The College was greatly saddened to learn of the death of Benefactor Fellow Jeffrey Rubinoff. Jeffrey was a Canadian sculptor and founder of the Jeffrey Rubinoff Sculpture Park on Hornby Island, British Columbia, where he lived and worked.
His interest in the interdisciplinary creative impetus of early modernism and understanding of art as a source of insight for the evolution of ideas led him to endow the Jeffrey Rubinoff Junior Research Fellowship (currently held by Dr Vid Simoniti).
Jeffrey was one of the great sculptors in steel of the second half of the twentieth century. In the 1970s and 1980s, while simultaneously pursuing a successful business career, he exhibited widely in the United States and Canada alongside Anthony Caro, Mark di Suvero and George Rickey, among others. However, in the early 2000s he withdrew from the business and art world and concentrated on creating an extraordinary sculpture park on Hornby island.

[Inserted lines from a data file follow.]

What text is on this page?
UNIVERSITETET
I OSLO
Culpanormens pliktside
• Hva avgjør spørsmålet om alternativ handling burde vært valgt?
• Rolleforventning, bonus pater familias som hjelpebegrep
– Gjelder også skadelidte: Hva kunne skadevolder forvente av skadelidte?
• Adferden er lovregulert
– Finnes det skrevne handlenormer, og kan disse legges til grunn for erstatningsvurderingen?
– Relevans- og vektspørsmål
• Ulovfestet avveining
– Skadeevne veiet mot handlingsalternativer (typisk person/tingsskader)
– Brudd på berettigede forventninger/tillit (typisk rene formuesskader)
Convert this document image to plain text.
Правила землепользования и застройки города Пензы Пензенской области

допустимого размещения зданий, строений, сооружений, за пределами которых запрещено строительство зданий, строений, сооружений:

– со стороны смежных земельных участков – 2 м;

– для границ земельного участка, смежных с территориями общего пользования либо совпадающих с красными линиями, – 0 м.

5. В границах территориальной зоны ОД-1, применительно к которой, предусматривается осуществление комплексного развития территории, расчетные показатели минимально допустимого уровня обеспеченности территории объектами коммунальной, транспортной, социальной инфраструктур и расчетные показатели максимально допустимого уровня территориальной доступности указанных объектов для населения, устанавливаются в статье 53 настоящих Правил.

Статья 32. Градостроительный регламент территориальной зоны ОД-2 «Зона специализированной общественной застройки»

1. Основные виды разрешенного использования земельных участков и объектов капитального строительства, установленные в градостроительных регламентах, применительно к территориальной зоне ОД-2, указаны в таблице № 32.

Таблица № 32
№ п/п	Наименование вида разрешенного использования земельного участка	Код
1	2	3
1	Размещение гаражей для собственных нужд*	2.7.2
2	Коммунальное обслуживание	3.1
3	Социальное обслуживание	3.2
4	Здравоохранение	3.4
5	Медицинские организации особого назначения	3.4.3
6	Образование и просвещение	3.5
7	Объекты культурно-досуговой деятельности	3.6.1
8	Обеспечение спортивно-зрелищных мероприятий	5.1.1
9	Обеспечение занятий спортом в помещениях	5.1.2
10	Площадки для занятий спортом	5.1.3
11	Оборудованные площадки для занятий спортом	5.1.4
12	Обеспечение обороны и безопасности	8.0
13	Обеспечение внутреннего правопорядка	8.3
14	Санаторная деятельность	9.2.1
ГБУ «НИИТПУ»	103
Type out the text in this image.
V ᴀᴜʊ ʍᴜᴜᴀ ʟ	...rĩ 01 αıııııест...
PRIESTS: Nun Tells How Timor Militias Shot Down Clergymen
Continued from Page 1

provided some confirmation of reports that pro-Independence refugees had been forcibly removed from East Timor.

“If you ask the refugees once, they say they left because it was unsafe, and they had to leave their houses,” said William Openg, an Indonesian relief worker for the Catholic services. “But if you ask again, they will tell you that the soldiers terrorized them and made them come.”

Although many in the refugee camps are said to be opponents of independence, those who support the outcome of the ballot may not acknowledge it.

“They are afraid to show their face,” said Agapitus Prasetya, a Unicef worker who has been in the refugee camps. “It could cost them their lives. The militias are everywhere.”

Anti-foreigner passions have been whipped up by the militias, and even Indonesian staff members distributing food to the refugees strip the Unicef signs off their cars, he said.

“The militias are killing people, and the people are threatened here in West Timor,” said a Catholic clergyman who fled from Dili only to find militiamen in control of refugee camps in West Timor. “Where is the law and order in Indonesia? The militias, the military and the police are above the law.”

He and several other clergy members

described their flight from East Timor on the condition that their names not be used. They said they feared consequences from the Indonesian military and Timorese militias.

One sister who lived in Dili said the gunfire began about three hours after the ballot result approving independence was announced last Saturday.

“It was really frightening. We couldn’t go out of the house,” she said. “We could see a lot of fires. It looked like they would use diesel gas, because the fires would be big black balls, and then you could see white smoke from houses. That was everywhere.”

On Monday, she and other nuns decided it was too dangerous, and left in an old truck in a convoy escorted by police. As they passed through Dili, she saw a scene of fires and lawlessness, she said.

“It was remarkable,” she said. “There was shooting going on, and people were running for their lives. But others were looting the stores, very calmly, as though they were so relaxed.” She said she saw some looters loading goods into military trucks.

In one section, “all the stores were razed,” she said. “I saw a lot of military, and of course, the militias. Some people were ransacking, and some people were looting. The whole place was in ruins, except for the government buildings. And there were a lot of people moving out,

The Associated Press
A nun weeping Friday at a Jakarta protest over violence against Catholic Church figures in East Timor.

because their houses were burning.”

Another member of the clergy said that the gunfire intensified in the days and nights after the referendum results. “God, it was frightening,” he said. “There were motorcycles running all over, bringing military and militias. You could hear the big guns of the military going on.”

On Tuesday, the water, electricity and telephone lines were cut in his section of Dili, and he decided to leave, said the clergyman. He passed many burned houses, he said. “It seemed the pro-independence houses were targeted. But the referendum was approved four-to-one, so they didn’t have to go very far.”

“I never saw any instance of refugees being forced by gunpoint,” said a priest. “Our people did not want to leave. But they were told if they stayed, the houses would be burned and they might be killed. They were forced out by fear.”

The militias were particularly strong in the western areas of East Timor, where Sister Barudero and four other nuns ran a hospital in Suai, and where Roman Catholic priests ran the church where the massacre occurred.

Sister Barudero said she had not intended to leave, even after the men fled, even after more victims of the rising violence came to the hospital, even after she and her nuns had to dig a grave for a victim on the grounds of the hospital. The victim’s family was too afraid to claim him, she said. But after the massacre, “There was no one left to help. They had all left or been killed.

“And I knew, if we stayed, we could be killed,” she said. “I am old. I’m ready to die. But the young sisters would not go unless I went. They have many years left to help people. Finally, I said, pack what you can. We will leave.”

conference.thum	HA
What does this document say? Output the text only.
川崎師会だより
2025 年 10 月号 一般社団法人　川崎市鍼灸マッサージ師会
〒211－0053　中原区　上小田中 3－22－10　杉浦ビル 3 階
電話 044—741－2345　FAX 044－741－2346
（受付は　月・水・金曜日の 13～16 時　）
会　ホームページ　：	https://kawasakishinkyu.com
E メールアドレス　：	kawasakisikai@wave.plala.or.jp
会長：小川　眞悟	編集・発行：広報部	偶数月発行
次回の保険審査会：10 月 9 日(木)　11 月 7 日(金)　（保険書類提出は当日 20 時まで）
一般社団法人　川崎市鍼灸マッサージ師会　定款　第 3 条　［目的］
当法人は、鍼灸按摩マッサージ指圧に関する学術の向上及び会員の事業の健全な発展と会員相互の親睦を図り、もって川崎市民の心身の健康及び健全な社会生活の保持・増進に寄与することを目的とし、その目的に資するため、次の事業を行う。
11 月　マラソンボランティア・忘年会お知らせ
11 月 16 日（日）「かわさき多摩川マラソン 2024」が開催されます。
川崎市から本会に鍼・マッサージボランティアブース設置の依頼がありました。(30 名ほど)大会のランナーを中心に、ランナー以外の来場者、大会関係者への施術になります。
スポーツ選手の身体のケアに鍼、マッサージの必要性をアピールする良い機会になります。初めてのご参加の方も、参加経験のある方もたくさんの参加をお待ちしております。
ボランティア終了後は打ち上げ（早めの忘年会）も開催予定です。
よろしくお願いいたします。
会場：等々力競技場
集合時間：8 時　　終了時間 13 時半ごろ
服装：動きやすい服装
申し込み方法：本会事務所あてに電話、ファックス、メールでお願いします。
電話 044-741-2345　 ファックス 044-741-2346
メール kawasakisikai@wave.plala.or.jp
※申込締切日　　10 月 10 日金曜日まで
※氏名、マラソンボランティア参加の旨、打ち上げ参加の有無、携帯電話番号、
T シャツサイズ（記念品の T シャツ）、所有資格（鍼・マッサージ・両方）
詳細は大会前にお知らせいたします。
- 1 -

Jeffrey dedicated over four decades of his life to building the Jeffrey Rubinoff Sculpture Park. It is home to over 100 of his collected works. He constructed a place where his sculptures were framed by mountains, trees and the sea. In addition to displaying the work, his aim for the Park was to generate interdisciplinary discussion through an ongoing forum, a dialogue intended for both artists and non-artists. This aspiration to place art in conversation with philosophy, history and the sciences brought him into contact with Churchill College. The Jeffrey Rubinoff Fellowship, which he established here, supports an early career researcher in History of Art and related fields, working in the field of Art as a Source of Knowledge.
He was a penetrating and vital person, passionate about humanity, art, his work and his ideas, which were complex and challenging; and he was a great social companion, generous and funny. Those of us who visited Jeffrey and his partner Betty Kennedy on Hornby Island, and had the privilege of being introduced to his art by its creator, found ourselves inspired by the scale of his achievement, and embraced by his and Betty’s warm hospitality.